Minnesota, Estados Unidos. - La administración del presidente Donald Trump anunció la retirada de aproximadamente 700 agentes federales de inmigración en Minnesota, específicamente en las áreas de Minneapolis y Saint Paul. Esta decisión se produce en medio de protestas ciudadanas y demandas de las autoridades locales.
Tom Homan, designado por la Casa Blanca como “zar de la frontera”, confirmó que la salida de estos agentes no implica el cese total de las operaciones, sino un enfoque más selectivo que prioriza arrestos dirigidos a individuos considerados amenazas a la seguridad pública. A pesar de la reducción, más de 2,000 agentes continuarán operando en la región.

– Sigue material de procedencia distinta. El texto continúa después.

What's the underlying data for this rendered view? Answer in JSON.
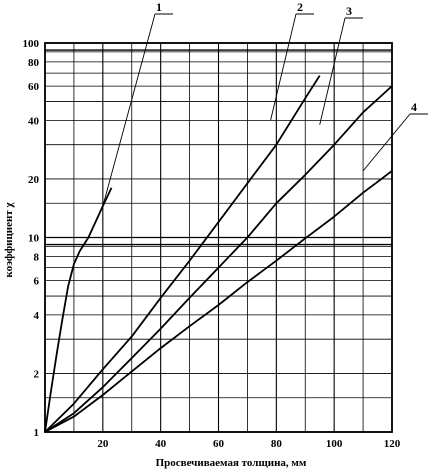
{
  "chart_data": {
    "type": "line",
    "xlabel": "Просвечиваемая толщина, мм",
    "ylabel": "коэффициент χ",
    "xlim": [
      0,
      120
    ],
    "ylim": [
      1,
      100
    ],
    "yscale": "log",
    "grid": true,
    "x_ticks": [
      20,
      40,
      60,
      80,
      100,
      120
    ],
    "y_ticks": [
      1,
      2,
      4,
      6,
      8,
      10,
      20,
      40,
      60,
      80,
      100
    ],
    "series": [
      {
        "name": "1",
        "points": [
          [
            0,
            1
          ],
          [
            2,
            1.6
          ],
          [
            4,
            2.5
          ],
          [
            6,
            3.8
          ],
          [
            8,
            5.6
          ],
          [
            10,
            7.3
          ],
          [
            12,
            8.5
          ],
          [
            15,
            10
          ],
          [
            18,
            12.5
          ],
          [
            20,
            14.5
          ],
          [
            23,
            18
          ]
        ]
      },
      {
        "name": "2",
        "points": [
          [
            0,
            1
          ],
          [
            10,
            1.4
          ],
          [
            20,
            2.1
          ],
          [
            30,
            3.1
          ],
          [
            40,
            4.9
          ],
          [
            50,
            7.6
          ],
          [
            60,
            12
          ],
          [
            70,
            19
          ],
          [
            80,
            30
          ],
          [
            90,
            52
          ],
          [
            95,
            68
          ]
        ]
      },
      {
        "name": "3",
        "points": [
          [
            0,
            1
          ],
          [
            10,
            1.25
          ],
          [
            20,
            1.7
          ],
          [
            30,
            2.4
          ],
          [
            40,
            3.4
          ],
          [
            50,
            4.9
          ],
          [
            60,
            7.0
          ],
          [
            70,
            10
          ],
          [
            80,
            15
          ],
          [
            90,
            21
          ],
          [
            100,
            30
          ],
          [
            110,
            44
          ],
          [
            120,
            60
          ]
        ]
      },
      {
        "name": "4",
        "points": [
          [
            0,
            1
          ],
          [
            10,
            1.2
          ],
          [
            20,
            1.55
          ],
          [
            30,
            2.05
          ],
          [
            40,
            2.7
          ],
          [
            50,
            3.5
          ],
          [
            60,
            4.5
          ],
          [
            70,
            5.9
          ],
          [
            80,
            7.6
          ],
          [
            90,
            9.9
          ],
          [
            100,
            12.8
          ],
          [
            110,
            17
          ],
          [
            120,
            22
          ]
        ]
      }
    ]
  }
}
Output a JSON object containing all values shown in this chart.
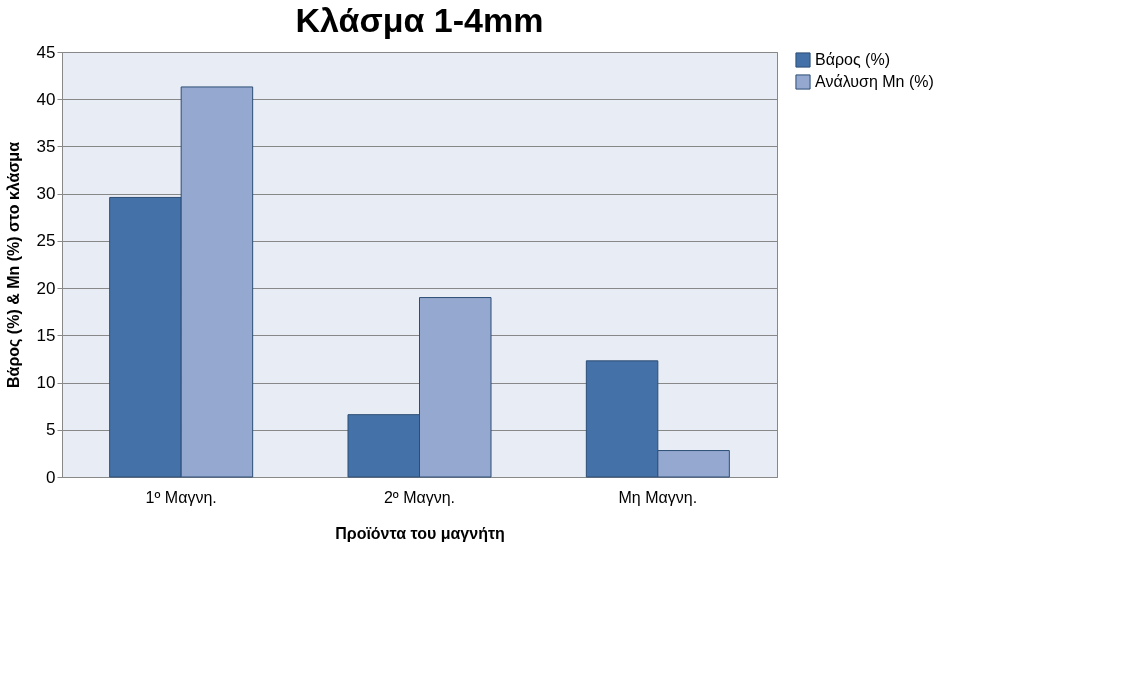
{
  "chart_data": {
    "type": "bar",
    "title": "Κλάσμα 1-4mm",
    "xlabel": "Προϊόντα του μαγνήτη",
    "ylabel": "Βάρος (%) & Mn (%) στο κλάσμα",
    "categories": [
      "1º Μαγνη.",
      "2º Μαγνη.",
      "Μη Μαγνη."
    ],
    "series": [
      {
        "name": "Βάρος (%)",
        "color": "#4472a8",
        "values": [
          29.6,
          6.6,
          12.3
        ]
      },
      {
        "name": "Ανάλυση Mn (%)",
        "color": "#95a9d0",
        "values": [
          41.3,
          19.0,
          2.8
        ]
      }
    ],
    "ylim": [
      0,
      45
    ],
    "yticks": [
      0,
      5,
      10,
      15,
      20,
      25,
      30,
      35,
      40,
      45
    ],
    "grid": "y",
    "legend": "right"
  }
}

Autoridades de Minnesota, incluido el gobernador Tim Walz, han expresado que este ajuste en el despliegue no es suficiente y exigen una retirada más amplia de fuerzas federales. Walz subrayó la necesidad de investigaciones independientes sobre tiroteos recientes que han generado gran malestar social.
Este reembolso parcial también evidencia las crecientes tensiones entre las políticas migratorias agresivas del gobierno federal y la oposición a estas estrategias por parte de la ciudadanía y autoridades estatales. Las manifestaciones masivas de la comunidad, junto con una huelga general en Minnesota, surgieron tras tiroteos fatales que involucraron a ciudadanos estadounidenses y agentes federales.
Con este cambio de estrategia, la administración busca abordar los conflictos derivados de las prácticas de control migratorio, aunque las autoridades locales continúan demandando un enfoque más integral y respetuoso de los derechos humanos en las operaciones de inmigración.